Sepanjang pembahasan RUU KUHAP melalui panitia kerja, telah disepakati 14 substansi utama yang menjadi kerangka pembaruan hukum acara pidana.
Berikut 14 poin substansi revisi KUHAP yang disepakati DPR:
1. Penyesuaian hukum acara pidana dengan perkembangan hukum nasional dan internasional.
2. Penyesuaian nilai hukum acara pidana sesuai KUHP baru yang menekankan pendekatan restoratif, rehabilitatif, dan restitutif.
3. Penegasan prinsip diferensiasi fungsional antara penyidik, penuntut umum, hakim, advokat, dan pemimpin masyarakat.
4. Perbaikan kewenangan penyelidik, penyidik, dan penuntut umum serta penguatan koordinasi antarlembaga.
5. Penguatan hak tersangka, terdakwa, korban, dan saksi, termasuk perlindungan dari ancaman dan kekerasan.
6. Penguatan peran advokat sebagai bagian integral sistem peradilan pidana
7. Pengaturan mekanisme keadilan restoratif.
8. Perlindungan khusus kelompok rentan seperti disabilitas, perempuan, anak, dan lansia.

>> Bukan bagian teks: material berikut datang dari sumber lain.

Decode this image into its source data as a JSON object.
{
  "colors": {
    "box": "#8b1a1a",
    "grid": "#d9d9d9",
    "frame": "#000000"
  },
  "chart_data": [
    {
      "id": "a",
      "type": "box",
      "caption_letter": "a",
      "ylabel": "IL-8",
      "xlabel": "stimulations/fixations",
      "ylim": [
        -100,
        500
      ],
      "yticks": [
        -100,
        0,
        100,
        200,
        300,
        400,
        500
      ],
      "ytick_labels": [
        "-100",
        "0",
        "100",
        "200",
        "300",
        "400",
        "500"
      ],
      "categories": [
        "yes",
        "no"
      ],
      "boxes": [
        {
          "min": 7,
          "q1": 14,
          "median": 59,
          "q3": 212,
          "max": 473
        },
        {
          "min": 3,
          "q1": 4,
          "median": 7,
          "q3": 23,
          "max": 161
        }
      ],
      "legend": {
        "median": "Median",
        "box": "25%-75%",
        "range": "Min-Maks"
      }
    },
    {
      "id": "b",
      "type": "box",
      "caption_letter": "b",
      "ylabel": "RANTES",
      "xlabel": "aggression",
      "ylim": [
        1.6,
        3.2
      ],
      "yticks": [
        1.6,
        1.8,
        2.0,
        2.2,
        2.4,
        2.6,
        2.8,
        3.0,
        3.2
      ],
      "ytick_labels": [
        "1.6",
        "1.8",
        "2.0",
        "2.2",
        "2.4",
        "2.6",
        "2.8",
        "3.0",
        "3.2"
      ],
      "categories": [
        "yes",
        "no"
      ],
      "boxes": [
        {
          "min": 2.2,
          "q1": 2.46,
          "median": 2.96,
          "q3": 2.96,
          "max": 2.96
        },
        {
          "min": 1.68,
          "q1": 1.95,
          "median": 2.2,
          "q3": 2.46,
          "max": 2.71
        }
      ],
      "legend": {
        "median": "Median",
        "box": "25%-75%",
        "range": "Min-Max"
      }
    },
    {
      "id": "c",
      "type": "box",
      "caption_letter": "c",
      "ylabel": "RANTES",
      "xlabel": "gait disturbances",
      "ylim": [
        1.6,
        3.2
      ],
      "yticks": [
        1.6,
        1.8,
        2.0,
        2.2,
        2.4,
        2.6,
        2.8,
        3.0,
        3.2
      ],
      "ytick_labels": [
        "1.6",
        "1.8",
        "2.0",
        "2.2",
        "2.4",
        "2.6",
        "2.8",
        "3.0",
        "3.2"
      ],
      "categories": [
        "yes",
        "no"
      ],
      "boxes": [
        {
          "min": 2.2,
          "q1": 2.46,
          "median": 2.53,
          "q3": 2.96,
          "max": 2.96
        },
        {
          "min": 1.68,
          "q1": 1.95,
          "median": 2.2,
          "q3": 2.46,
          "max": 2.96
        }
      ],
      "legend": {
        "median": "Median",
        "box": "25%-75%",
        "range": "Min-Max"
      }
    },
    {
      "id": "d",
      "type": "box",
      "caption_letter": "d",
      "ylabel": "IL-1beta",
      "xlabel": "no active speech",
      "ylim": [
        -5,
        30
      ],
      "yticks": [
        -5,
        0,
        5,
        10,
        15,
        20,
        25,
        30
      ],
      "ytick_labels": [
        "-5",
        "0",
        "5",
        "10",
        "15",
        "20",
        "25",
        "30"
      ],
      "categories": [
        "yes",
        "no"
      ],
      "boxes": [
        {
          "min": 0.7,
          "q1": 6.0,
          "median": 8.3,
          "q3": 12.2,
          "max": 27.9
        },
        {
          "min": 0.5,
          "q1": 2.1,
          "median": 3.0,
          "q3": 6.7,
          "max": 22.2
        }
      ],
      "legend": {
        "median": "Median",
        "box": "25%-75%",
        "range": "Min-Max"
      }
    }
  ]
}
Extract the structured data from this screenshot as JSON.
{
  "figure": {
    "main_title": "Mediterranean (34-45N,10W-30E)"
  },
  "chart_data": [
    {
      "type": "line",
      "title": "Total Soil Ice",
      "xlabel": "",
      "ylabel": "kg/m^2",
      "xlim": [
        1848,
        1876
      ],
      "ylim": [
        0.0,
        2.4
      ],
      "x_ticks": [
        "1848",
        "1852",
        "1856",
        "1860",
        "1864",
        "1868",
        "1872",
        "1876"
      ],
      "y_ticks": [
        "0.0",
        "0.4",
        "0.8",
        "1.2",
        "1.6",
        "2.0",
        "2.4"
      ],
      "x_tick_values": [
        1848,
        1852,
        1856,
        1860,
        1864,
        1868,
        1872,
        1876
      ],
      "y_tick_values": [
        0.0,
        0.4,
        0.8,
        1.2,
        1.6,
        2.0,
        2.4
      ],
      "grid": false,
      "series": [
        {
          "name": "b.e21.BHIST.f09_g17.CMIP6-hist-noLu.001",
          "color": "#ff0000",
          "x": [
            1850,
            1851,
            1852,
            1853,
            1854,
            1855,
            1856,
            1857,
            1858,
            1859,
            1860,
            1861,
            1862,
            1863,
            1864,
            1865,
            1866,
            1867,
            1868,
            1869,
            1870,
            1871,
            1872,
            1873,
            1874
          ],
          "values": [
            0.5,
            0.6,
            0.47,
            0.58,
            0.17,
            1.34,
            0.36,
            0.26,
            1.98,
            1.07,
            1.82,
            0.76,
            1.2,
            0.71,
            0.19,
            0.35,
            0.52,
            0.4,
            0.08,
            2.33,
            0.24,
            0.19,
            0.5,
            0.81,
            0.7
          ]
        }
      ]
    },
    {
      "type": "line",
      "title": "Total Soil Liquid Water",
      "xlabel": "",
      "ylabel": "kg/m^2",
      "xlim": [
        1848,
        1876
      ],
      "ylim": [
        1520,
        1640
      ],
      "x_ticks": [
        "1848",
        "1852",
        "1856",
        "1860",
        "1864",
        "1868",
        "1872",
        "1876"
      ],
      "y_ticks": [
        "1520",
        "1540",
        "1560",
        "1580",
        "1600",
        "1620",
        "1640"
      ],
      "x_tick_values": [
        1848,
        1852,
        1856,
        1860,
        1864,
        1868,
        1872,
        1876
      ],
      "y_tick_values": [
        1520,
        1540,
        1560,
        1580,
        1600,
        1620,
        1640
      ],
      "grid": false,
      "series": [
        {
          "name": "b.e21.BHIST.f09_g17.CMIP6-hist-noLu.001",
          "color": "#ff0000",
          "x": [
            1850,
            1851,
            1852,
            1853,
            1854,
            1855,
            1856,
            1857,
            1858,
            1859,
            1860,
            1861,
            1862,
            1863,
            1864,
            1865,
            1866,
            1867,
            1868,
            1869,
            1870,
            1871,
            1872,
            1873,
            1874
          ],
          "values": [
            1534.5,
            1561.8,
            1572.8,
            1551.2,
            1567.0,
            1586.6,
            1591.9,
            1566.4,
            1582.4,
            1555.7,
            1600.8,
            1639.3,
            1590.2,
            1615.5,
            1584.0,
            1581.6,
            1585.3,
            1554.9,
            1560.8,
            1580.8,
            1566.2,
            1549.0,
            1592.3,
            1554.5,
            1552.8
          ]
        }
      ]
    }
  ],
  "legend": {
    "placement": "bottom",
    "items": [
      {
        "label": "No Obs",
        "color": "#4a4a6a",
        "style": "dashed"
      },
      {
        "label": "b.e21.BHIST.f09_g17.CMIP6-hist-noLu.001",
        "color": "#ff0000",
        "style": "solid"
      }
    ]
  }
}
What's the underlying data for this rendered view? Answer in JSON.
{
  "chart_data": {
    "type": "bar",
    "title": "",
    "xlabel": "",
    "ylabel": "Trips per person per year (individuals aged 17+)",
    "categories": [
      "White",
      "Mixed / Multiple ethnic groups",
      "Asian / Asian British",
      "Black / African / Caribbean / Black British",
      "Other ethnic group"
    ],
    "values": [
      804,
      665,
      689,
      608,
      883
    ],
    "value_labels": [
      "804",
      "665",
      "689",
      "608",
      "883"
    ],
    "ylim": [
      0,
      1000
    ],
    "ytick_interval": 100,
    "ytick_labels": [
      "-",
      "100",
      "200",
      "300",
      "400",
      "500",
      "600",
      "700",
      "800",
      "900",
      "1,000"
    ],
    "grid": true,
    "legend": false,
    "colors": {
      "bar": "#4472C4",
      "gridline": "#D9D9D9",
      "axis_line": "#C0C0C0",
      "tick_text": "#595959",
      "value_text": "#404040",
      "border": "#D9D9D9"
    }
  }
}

9. Penguatan perlindungan penyandang disabilitas dalam seluruh tahap pemeriksaan. 10. Perbaikan pengaturan upaya paksa dengan memperkuat asas due process of law. 11. Pengenalan mekanisme hukum baru seperti pengakuan bersalah dan penundaan penuntutan korporasi.
12. Pengaturan pertanggungjawaban pidana korporasi.
13. Pengaturan hak kompensasi, restitusi, dan rehabilitasi bagi korban atau pihak yang dirugikan.
14. Modernisasi hukum acara pidana untuk mewujudkan peradilan cepat, sederhana, transparan, dan akuntabel.